Fatherhood – How to raise a healthy happy child

October 20, 2014

Father with familyFatherhood is probably one of the most difficult jobs you’ll ever take on in your life. It’s daunting and a little bit scary to think that the little baby you’ve helped to create is dependent on you and your partner for everything for the next few years. Okay, so maybe it’s a lot scary!

And face it. There’s no degree you can go to school for that will guarantee that you’ll excel at the job at hand. In fact, all you’ve really got are examples of fatherhood from your own father and others you know who have taken on the task before you.

So how are you going to manage to provide for the child what they will need in order to become healthy, happy, responsible adults? There are no set rules are there?

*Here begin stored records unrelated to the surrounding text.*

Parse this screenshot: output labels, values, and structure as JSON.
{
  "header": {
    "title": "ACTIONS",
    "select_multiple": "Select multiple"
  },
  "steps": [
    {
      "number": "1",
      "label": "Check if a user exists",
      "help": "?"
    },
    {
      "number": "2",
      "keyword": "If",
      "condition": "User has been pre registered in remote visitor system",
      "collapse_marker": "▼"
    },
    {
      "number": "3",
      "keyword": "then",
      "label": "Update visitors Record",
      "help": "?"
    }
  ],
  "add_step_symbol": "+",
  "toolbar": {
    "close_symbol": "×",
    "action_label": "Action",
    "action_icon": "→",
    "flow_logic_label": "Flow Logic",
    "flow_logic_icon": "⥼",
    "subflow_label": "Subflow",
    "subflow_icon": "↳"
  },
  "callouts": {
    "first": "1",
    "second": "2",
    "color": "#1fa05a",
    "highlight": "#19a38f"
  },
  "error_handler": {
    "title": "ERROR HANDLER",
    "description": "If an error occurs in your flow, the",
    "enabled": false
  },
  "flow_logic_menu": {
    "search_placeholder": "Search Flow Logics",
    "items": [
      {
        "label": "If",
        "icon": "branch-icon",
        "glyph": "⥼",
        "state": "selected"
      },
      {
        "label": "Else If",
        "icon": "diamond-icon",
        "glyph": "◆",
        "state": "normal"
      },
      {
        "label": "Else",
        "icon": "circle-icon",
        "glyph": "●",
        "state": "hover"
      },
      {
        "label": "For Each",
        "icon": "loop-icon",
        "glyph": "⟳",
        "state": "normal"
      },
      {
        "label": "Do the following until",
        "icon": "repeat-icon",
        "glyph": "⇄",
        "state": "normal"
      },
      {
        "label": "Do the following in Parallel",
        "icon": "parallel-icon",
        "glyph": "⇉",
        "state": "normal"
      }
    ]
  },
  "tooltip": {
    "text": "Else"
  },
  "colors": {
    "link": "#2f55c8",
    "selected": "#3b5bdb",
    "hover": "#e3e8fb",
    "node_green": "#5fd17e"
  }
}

But here are some suggestions that might help you along the way:

  1. Break the patterns of the past. Take a look at your childhood experiences with your own dad. Are there aspects of it that you feel didn’t work for you? Are there things you’d like to change? Was there too much control, judgment and criticism and not enough love, compassion and quality time?
    Pay attention to your own tendencies to be the same way and question how effective those tactics are. Then find a way to change how you parent.
  2. Self-Awareness.  Our first teachers are our parents. We learn most of what we know about life from them in the first three to four years. Be aware of how you behave, how you deal with stress, your relationship conflicts. What do you do with anger? How do you honour yourself and what are your beliefs? Children are sponges and are observing and absorbing your behavior from the day they’re born. Make sure you are setting the best example you can and if you can’t set the kind of example you need to then get help before it’s too late.
  3. Age appropriate freedom of choice. It is important to teach children how to make choices for themselves. It’s how they learn to make healthy ones. They need to understand consequences as a part of the decision-making process.
    Now at a very young age, it’s obvious they are not equipped to make all their own decisions but starting off with age appropriate decisions is a way to ease them into this learning. Offer options along with the consequences that result from each choice and most importantly, follow through with the consequences once the choice is decided upon.
    For instance: “If you’d like a brownie before dinner that will be counted as your dessert and you won’t get one after your meal.” If they choose the brownie now, ensure that you follow through even if they cause a fuss. They will learn to make a healthier choice next time.
    This is a really difficult point. In general, parents want to keep their children safe and protected but sometimes things get carried away and they grow up too dependent on parents to get them through tough situations.
  4. Be present. This is a term that is used quite a bit lately, maybe even overused. But it is an important one because it is the foundation of a good relationship with anyone, including your children. Put away the electronics and spend some quality time with playing or talking with your kids. Let them know you value what they have to share by really listening and acknowledging them.
    Sit down to dinner as a family and talk about the day’s events and happenings. If you feel too stressed from your work day when you get home, excuse yourself for a short time so that you can decompress, let go of the stress and they day’s hardships. When you rejoin your family, feeling more relaxed and ready to engage with them you can enjoy the time spent together. You’ll feel better for it and they will learn to take care of their stress in a healthy way by your example.
  5. Let compassion and love be your guiding force. Always approach your children with a loving heart even if they have made mistakes. Think of how you would want to be treated in similar circumstances and pass that on to your child. No mistake is ever bad enough to withhold love from a child. Remember that with loving guidance they will learn to make healthy choices for themselves and grow to be healthy, happy human beings.

So have fun with your role as father, don’t stress about doing the right thing. Allow your inner wisdom to lead you and you’ll be the kind of father you’ve always hoped to be with lasting, loving relationships with your children for a lifetime.